Secondly: yes, WE uplifted them! We’re sorry, okay?! We were desperate in our fight against the katneral! Considering that it royally backfired and cost us our HOMEWORLD, I think we’ve been punished enough for THAT mistake!
Moving on …
Thirdly: there are three reasons why everyone – and I mean absolutely EVERYONE – fears the mikmik in space: their combat style, their combat ability, and their … racial psychosis that enables and amplifies both.
When hunting for food, their physiology and psychology drive them to primarily fly at absurd speeds and slam full-body into their prey, which does anything from killing it outright to momentarily stunning it, while they themselves are perfectly fine.
To everyone’s horror, they’ve carried this tactic into space combat; they fire themselves at enemy ships via boarding missiles or super-powered ejection seats … or, sometimes just by jumping out the airlock, hopefully (though not always) with a space suit and some sort of tool to cut through the enemy ship’s hull.
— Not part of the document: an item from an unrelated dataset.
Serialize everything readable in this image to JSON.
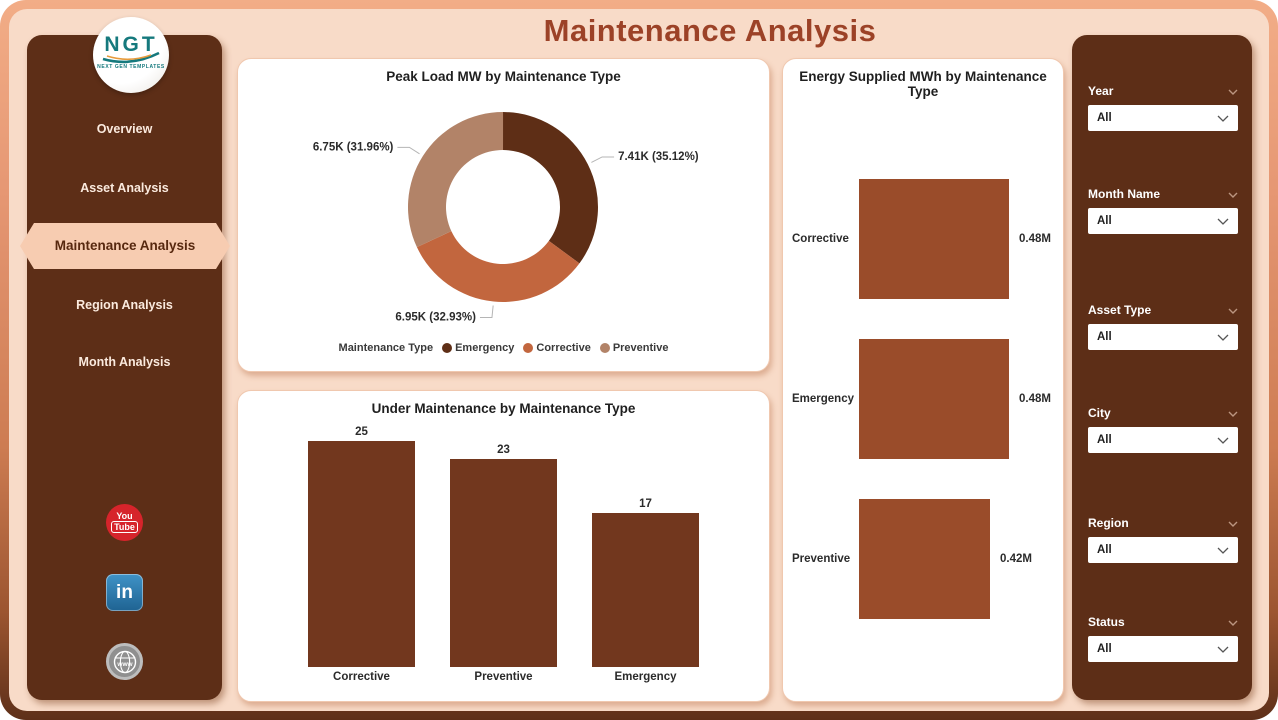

While this may sound preposterously ineffective (and it does admittedly have a high failure rate), the sobering reality is that when it succeeds (and it does, more than you’d expect), the target ship is automatically presumed lost; between their dizzying speed, their frenzied ferocity, and their total disregard for their own personal safety, the mikmik are OUTRIGHT TERRORS in close-quarters combat! Once they’re on the ship, their boarding parties are rarely repelled, and only then at alarming cost; usually, you’re choosing between either leaving the ship or dying a gruesome, bloody death, and you need to choose REAL QUICK!
And fourthly: yes, “a five-foot-tall fruit bat mixed with a fuzzy alligator” is a sufficiently accurate description.